Grainmaker built its brand with the help of consumers: Freeman consulted potential diners in Boston on everything from the name and tag lines to the menu, which features Southeast Asian street food, centered around warm rice bowls, or as Freeman calls it, the humble grain.
To develop the menu, Freeman partnered with executive chef Doris Choi, based out of New York City, who brings to Grainmaker years of experience developing menus for restaurants worldwide.
“We kind of led it down a path where rice made sense,” Freeman said. “We really wanted to focus everything on the rice.”
The bowls have bases of jasmine rice, volcano rice, or cauliflower “rice.” Salads or rice noodles are also available. Meanwhile, the street signatures section of the menu features a banh mi, tacos, and noodles, and sides include items like sticky mango rice made with coconut milk and watermelon salsa with plantain chips.

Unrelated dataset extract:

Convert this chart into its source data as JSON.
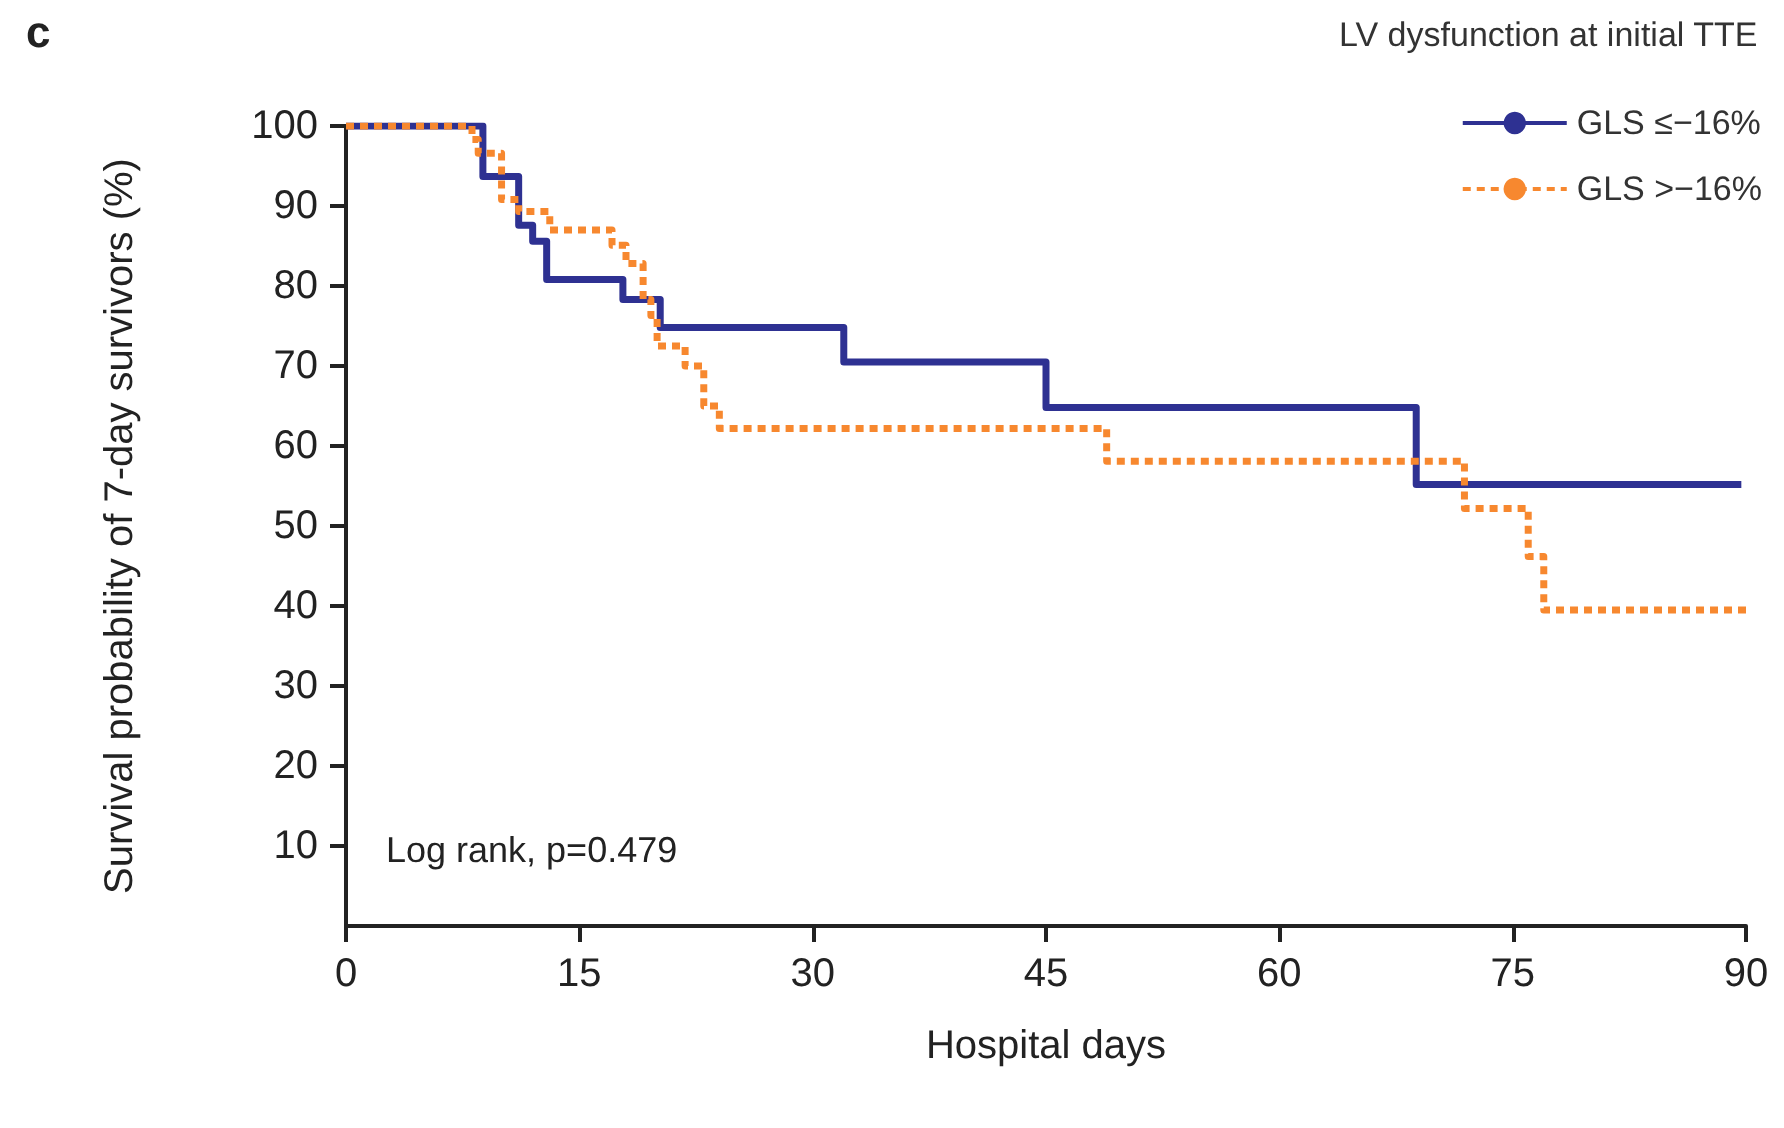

Grainmaker will also serve smoothies and beverages like Thai basil lemonade.
“Eventually, we’re in the works to get the beer and wine license,” Freeman said.
The entire Grainmaker menu will be dairy-free, and most dishes are free of gluten. Additionally, Freeman will partner with a number of local producers to source ingredients and to handle parts of the business like food waste.

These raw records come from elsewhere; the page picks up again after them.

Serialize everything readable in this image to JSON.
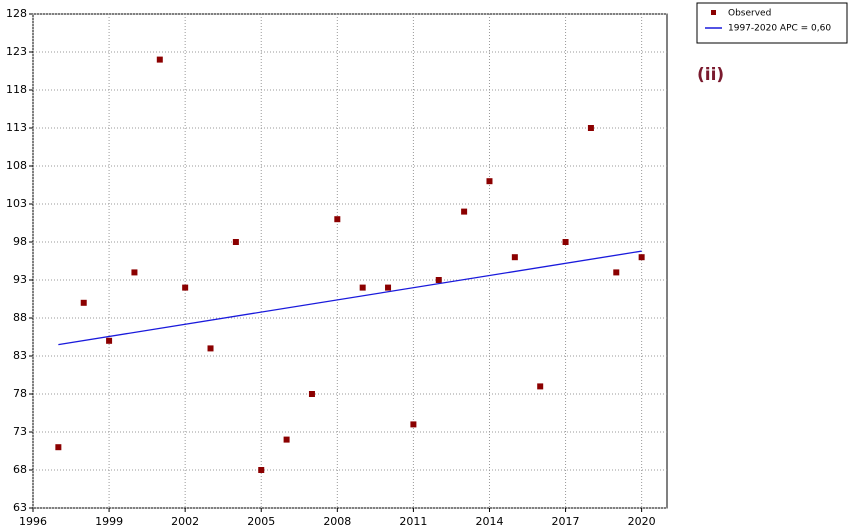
{
  "chart_data": {
    "type": "scatter",
    "annotation": "(ii)",
    "xlim": [
      1996,
      2021
    ],
    "xticks": [
      1996,
      1999,
      2002,
      2005,
      2008,
      2011,
      2014,
      2017,
      2020
    ],
    "ylim": [
      63,
      128
    ],
    "yticks": [
      63,
      68,
      73,
      78,
      83,
      88,
      93,
      98,
      103,
      108,
      113,
      118,
      123,
      128
    ],
    "grid": true,
    "legend": "top-right",
    "series": [
      {
        "name": "Observed",
        "type": "scatter",
        "color": "#8b0000",
        "x": [
          1997,
          1998,
          1999,
          2000,
          2001,
          2002,
          2003,
          2004,
          2005,
          2006,
          2007,
          2008,
          2009,
          2010,
          2011,
          2012,
          2013,
          2014,
          2015,
          2016,
          2017,
          2018,
          2019,
          2020
        ],
        "values": [
          71,
          90,
          85,
          94,
          122,
          92,
          84,
          98,
          68,
          72,
          78,
          101,
          92,
          92,
          74,
          93,
          102,
          106,
          96,
          79,
          98,
          113,
          94,
          96
        ]
      },
      {
        "name": "1997-2020 APC  = 0,60",
        "type": "line",
        "color": "#1a1adc",
        "x": [
          1997,
          2020
        ],
        "values": [
          84.5,
          96.8
        ]
      }
    ]
  }
}
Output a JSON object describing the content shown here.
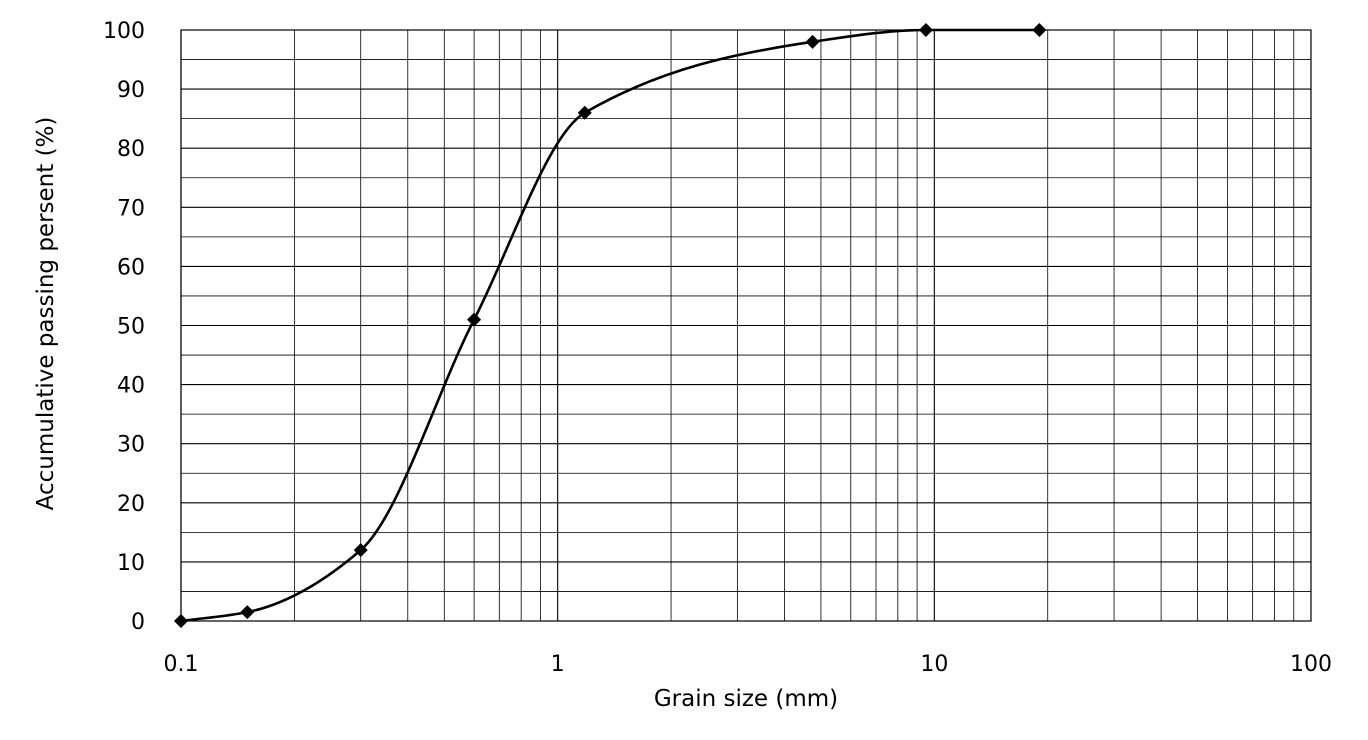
{
  "chart_data": {
    "type": "scatter",
    "title": "",
    "xlabel": "Grain size (mm)",
    "ylabel": "Accumulative passing persent (%)",
    "xscale": "log",
    "xlim": [
      0.1,
      100
    ],
    "ylim": [
      0,
      100
    ],
    "grid": true,
    "x_tick_labels": [
      "0.1",
      "1",
      "10",
      "100"
    ],
    "y_tick_labels": [
      "0",
      "10",
      "20",
      "30",
      "40",
      "50",
      "60",
      "70",
      "80",
      "90",
      "100"
    ],
    "series": [
      {
        "x": [
          0.1,
          0.15,
          0.3,
          0.6,
          1.18,
          4.75,
          9.5,
          19
        ],
        "y": [
          0,
          1.5,
          12,
          51,
          86,
          98,
          100,
          100
        ],
        "marker": "diamond",
        "line": "smooth",
        "color": "#000000"
      }
    ]
  }
}
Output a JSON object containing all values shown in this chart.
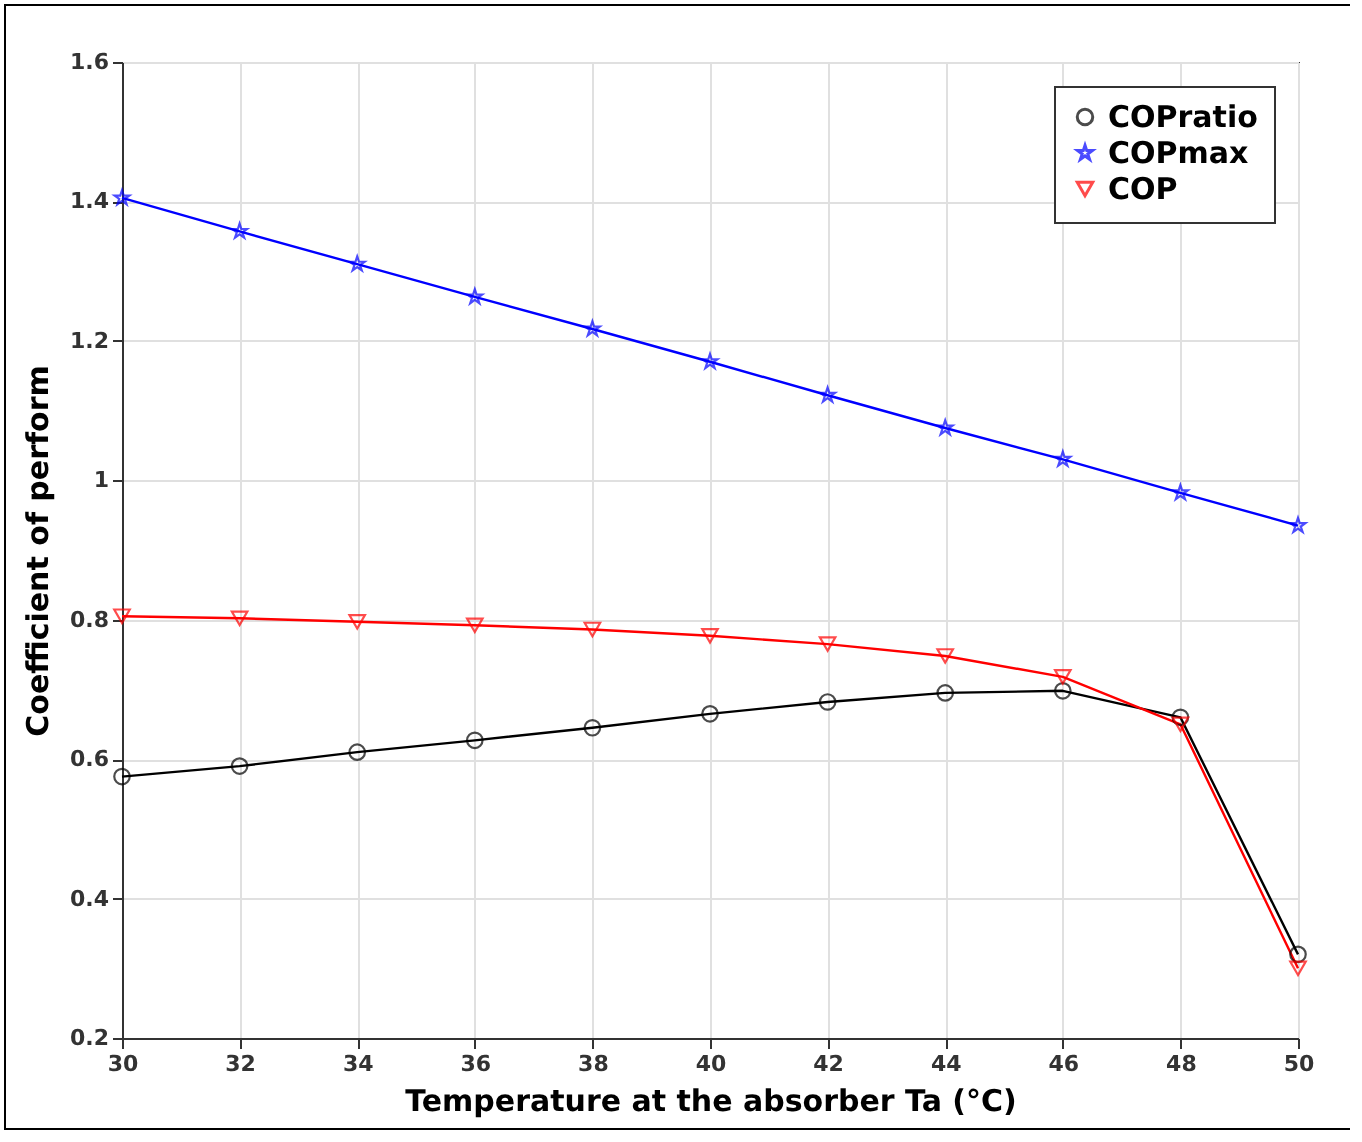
{
  "chart_data": {
    "type": "line",
    "xlabel": "Temperature at the absorber Ta (°C)",
    "ylabel": "Coefficient of perform",
    "x": [
      30,
      32,
      34,
      36,
      38,
      40,
      42,
      44,
      46,
      48,
      50
    ],
    "xlim": [
      30,
      50
    ],
    "xticks": [
      30,
      32,
      34,
      36,
      38,
      40,
      42,
      44,
      46,
      48,
      50
    ],
    "ylim": [
      0.2,
      1.6
    ],
    "yticks": [
      0.2,
      0.4,
      0.6,
      0.8,
      1,
      1.2,
      1.4,
      1.6
    ],
    "grid": true,
    "legend": "top right",
    "series": [
      {
        "name": "COPratio",
        "color": "#000000",
        "marker": "circle",
        "values": [
          0.575,
          0.59,
          0.61,
          0.627,
          0.645,
          0.665,
          0.682,
          0.695,
          0.698,
          0.66,
          0.32
        ]
      },
      {
        "name": "COPmax",
        "color": "#0000ff",
        "marker": "star",
        "values": [
          1.405,
          1.357,
          1.31,
          1.263,
          1.217,
          1.17,
          1.122,
          1.075,
          1.03,
          0.982,
          0.935
        ]
      },
      {
        "name": "COP",
        "color": "#ff0000",
        "marker": "triangle",
        "values": [
          0.805,
          0.802,
          0.797,
          0.792,
          0.786,
          0.777,
          0.765,
          0.748,
          0.718,
          0.65,
          0.3
        ]
      }
    ]
  }
}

“We wanted to do local everything, as much as we could,” Freeman said. “The first step is we’ll always look for a small business and local business. If there’s no one there, we’ll go with a local business, but they can be a large business.”
For example, Grainmaker partnered with a local potter who will produce more than 200 bowls for the restaurant, and the baguettes for the menu’s banh mi will come from Nick Robertson of Somerville Bread Company.
“He’s making the French baguettes for us every day, and we will not hold them past that day,” Freeman said. “It’s nicer to partner with someone like Nick who’s really passionate about what he’s doing.”
Additionally, Grainmaker will work with Boston Rescue Mission to eliminate food waste in the restaurant. “Our crew or someone from their place will come over and take the food that’s run out its lifeline, and they’ll serve it in their kitchen,” Freeman said.
That sense of community contributed to the draw for Freeman to open Grainmaker in the area.
“I think Boston just had a food scene that’s starting to grow,” Freeman said. “It’s a perfect time. There’s just so much stuff popping up.”
Freeman raised money to fund the startup of the flagship restaurant along with subsequent locations, with a goal of opening 10 locations in Greater Boston within the next three to four years.
The first location could open by the end of September or early October, and Grainmaker has already started hiring staff.